You and the Governor are the ones forcing California ratepayers to pay the costs of your extreme fixation on climate change.
This Friday the Transparency Foundation will release a study of the utility rate cases approved by the CPUC.
That study shows you have imposed rates on Californians that are 67.1% more for electricity and 30.1% more for natural gas than national average in 2022 – and that’s before additional recent price spikes.
You have also imposed “hidden state taxes” through unnecessary charges like Public Purpose Programs and various climate change regulations – resulting in a total “hidden state tax” rate of 26-30% for electricity and 17-28% for gas.

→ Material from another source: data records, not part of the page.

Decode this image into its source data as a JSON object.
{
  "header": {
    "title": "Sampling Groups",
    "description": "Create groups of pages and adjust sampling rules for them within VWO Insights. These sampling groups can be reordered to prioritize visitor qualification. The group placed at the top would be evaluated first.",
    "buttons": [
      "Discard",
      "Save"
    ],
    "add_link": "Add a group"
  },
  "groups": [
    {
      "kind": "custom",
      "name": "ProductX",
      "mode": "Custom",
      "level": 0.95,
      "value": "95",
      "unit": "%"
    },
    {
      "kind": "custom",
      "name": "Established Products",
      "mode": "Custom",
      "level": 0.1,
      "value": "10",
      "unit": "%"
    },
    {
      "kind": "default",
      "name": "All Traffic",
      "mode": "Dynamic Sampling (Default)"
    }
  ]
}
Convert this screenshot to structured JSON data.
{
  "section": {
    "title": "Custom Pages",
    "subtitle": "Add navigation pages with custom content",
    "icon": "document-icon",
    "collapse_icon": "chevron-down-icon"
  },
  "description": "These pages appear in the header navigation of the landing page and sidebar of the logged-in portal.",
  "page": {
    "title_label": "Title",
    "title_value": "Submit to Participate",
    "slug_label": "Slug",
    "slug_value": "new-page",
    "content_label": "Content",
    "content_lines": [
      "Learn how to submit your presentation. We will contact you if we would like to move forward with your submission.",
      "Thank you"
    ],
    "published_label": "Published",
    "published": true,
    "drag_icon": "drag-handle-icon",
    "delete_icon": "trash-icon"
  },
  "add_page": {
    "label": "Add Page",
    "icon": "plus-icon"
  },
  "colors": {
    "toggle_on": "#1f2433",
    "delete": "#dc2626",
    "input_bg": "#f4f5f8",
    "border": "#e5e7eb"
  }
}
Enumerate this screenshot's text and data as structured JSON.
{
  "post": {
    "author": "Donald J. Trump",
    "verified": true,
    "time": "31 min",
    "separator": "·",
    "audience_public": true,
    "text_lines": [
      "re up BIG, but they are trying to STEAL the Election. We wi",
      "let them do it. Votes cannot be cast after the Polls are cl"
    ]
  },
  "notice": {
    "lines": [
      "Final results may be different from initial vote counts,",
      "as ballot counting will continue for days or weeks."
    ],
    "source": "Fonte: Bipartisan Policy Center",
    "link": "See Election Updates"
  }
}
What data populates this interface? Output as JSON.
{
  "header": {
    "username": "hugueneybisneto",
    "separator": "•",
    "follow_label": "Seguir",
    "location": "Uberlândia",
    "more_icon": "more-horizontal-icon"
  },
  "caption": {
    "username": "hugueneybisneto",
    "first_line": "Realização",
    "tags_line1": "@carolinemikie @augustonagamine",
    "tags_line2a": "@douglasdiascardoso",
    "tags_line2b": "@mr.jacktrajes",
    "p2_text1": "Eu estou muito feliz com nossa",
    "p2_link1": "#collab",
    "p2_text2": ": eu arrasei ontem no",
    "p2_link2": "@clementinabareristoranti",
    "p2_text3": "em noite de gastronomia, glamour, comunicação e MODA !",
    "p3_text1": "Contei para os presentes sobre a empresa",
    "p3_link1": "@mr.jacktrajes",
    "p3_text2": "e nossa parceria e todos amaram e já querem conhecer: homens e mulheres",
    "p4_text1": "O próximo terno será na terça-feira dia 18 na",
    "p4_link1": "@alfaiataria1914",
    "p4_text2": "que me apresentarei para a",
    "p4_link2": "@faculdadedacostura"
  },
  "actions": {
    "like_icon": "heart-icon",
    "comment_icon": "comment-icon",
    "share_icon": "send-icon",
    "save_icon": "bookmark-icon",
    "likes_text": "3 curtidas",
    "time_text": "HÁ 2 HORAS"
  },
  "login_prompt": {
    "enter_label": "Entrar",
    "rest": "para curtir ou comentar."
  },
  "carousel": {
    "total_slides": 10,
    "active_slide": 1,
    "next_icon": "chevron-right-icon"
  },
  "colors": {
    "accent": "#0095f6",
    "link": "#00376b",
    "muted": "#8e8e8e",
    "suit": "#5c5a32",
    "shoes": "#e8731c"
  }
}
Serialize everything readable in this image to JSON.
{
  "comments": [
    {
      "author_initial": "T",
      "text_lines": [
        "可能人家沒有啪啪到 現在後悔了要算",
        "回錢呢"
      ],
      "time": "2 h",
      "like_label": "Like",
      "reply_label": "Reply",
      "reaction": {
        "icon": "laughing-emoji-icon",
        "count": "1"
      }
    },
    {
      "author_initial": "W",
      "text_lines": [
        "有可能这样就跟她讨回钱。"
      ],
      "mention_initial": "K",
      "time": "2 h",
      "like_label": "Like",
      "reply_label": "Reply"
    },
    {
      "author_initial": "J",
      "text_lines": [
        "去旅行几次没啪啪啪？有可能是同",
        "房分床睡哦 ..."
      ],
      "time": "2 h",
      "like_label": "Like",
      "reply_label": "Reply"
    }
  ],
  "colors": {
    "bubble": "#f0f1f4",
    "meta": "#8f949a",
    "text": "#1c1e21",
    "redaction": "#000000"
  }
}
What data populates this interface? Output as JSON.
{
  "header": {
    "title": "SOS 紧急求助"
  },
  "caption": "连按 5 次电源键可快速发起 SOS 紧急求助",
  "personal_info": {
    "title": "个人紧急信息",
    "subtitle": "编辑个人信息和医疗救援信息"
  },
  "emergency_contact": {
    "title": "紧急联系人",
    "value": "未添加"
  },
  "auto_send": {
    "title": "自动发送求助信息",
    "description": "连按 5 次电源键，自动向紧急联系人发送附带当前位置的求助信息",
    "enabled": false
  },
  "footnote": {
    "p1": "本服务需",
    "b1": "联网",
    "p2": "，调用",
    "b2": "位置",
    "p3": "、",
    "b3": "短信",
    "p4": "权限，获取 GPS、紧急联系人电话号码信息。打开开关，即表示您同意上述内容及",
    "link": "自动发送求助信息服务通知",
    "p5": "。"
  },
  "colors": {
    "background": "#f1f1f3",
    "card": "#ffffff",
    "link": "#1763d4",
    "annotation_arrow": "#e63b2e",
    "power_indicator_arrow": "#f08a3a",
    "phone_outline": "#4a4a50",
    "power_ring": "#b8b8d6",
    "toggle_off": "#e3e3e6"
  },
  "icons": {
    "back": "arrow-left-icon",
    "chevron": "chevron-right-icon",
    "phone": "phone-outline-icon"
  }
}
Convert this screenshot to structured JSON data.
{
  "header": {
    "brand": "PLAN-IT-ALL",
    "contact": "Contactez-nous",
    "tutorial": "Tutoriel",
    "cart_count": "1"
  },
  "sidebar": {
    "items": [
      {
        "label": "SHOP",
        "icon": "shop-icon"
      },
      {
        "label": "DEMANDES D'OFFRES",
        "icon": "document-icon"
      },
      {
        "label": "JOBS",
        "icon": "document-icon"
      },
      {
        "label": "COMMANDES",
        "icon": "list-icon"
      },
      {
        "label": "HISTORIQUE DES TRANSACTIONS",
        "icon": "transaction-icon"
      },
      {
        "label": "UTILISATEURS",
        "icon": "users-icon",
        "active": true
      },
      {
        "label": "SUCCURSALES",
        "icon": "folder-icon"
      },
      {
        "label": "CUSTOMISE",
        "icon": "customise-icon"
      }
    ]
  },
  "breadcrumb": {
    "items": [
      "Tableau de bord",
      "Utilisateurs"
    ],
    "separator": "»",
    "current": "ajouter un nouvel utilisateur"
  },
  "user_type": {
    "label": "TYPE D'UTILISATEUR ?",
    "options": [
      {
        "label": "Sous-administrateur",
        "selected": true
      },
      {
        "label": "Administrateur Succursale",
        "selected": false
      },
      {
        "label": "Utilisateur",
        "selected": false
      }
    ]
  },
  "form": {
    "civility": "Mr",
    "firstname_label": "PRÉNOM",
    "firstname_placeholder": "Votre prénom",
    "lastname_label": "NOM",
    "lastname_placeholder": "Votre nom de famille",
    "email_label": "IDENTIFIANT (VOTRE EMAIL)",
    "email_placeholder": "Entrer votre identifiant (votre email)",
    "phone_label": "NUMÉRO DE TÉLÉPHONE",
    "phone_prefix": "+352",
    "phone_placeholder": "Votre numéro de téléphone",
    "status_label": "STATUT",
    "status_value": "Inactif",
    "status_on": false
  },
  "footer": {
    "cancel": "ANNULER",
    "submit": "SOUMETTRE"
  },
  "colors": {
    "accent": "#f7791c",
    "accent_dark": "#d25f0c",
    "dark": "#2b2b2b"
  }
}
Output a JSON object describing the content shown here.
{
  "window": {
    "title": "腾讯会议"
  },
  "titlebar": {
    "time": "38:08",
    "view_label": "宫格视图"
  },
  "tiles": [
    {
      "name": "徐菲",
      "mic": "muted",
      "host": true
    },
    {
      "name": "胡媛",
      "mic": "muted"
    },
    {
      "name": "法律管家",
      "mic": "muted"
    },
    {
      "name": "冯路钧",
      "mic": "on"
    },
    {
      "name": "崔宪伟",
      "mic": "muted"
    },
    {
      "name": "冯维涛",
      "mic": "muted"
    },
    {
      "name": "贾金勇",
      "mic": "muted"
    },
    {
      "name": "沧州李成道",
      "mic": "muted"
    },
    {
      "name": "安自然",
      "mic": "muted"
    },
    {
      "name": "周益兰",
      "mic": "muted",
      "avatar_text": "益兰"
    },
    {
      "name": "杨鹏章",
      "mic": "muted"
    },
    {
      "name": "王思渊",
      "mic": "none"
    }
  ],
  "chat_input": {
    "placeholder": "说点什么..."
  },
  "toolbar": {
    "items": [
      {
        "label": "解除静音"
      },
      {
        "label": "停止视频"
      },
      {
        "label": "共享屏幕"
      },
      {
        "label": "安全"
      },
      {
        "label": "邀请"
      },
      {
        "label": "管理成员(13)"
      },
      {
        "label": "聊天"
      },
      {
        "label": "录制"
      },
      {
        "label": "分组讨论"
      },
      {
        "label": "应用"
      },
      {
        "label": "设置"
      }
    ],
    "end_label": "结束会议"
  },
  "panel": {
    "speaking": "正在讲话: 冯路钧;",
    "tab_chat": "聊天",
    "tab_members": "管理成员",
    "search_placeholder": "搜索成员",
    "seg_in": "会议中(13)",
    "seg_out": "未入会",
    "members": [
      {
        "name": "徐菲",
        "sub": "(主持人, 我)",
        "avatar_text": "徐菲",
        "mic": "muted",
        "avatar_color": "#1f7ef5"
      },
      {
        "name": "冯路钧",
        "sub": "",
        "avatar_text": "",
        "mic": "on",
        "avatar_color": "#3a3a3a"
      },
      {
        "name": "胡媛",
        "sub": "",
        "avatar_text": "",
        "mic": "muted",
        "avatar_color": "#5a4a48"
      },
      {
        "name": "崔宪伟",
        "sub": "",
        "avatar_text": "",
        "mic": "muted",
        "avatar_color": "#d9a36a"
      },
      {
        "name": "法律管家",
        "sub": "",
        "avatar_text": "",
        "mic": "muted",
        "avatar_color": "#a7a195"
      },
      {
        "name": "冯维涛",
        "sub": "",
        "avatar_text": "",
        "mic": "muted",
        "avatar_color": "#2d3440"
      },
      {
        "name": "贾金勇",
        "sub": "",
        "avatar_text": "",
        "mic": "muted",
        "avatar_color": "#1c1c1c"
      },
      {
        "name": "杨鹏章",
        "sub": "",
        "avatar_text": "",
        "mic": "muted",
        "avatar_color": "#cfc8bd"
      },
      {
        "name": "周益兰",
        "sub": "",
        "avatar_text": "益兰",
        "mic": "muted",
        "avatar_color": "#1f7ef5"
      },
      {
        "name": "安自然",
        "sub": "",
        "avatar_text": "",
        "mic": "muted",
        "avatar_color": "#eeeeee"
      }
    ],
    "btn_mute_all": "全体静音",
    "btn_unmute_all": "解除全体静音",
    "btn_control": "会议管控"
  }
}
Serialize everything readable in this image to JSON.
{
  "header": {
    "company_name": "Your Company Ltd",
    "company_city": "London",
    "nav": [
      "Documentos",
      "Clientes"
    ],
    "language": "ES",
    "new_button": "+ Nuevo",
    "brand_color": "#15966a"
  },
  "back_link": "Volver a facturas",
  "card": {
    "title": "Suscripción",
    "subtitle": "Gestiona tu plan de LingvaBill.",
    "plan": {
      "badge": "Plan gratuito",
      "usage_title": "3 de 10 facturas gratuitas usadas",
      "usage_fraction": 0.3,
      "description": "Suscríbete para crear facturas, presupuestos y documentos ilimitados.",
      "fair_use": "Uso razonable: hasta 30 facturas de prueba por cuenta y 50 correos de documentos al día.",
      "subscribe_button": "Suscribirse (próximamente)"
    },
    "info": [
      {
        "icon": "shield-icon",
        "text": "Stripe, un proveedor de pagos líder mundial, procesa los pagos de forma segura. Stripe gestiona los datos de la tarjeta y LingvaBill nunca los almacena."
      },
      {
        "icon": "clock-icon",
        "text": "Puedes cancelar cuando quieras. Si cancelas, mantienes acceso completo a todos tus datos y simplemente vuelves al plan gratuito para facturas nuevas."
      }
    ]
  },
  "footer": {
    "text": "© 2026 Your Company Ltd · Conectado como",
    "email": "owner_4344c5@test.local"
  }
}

You and I both know that your fixation on climate change policies are driving the biggest rate increases we are seeing. In fact, in PG&E’s 2023 rate case submitted to this very Commission last month, they admit the rate increases they seek are directly driven by “the impact of the State’s decarbonization strategy.”
California’s climate change mandates were also cited as the driver of a June 2021 decision by Pacific Gas & Electric to dramatically reduce its investment in natural gas storage in California. On March 28, 2022 Standard and Poor’s reported:
“Because of a declining outlook for gas demand in California, it made sense for PG&E to exit commercial storage activity rather than upgrade its storage facilities at a cost of nearly $5 billion over a 20-year period. Instead, PG&E only maintains enough storage to balance its own system, supplemented by injection and withdrawal capacity from independent storage providers. The additional 51 Bcf of working gas capacity was necessary decades ago, but as winter-to-summer spreads continue to shrink and overall gas demand in California trends downward, (gas) storage has become less valuable.”
Without investment in storage, we expose California ratepayers to more risk of price fluctuations due to market supply disruptions.
In closing, you and all energy industry experts have expected these high rates from the very beginning of your forced transition of California from a market-based energy market to a virtue-signaling circus where energy prices are higher than they should be and energy supplies are far less reliable.
From the beginning, the California GREEN NEW DEAL was expected to cost hundreds of billions of dollars – and now you are forcing unsuspecting ratepayers to foot the bill for your mistakes.
It is time to return to a utility rate model that allows utilities to purchase the cheapest and most reliable energy for our residents. To do anything less than that is downright theft from California ratepayers.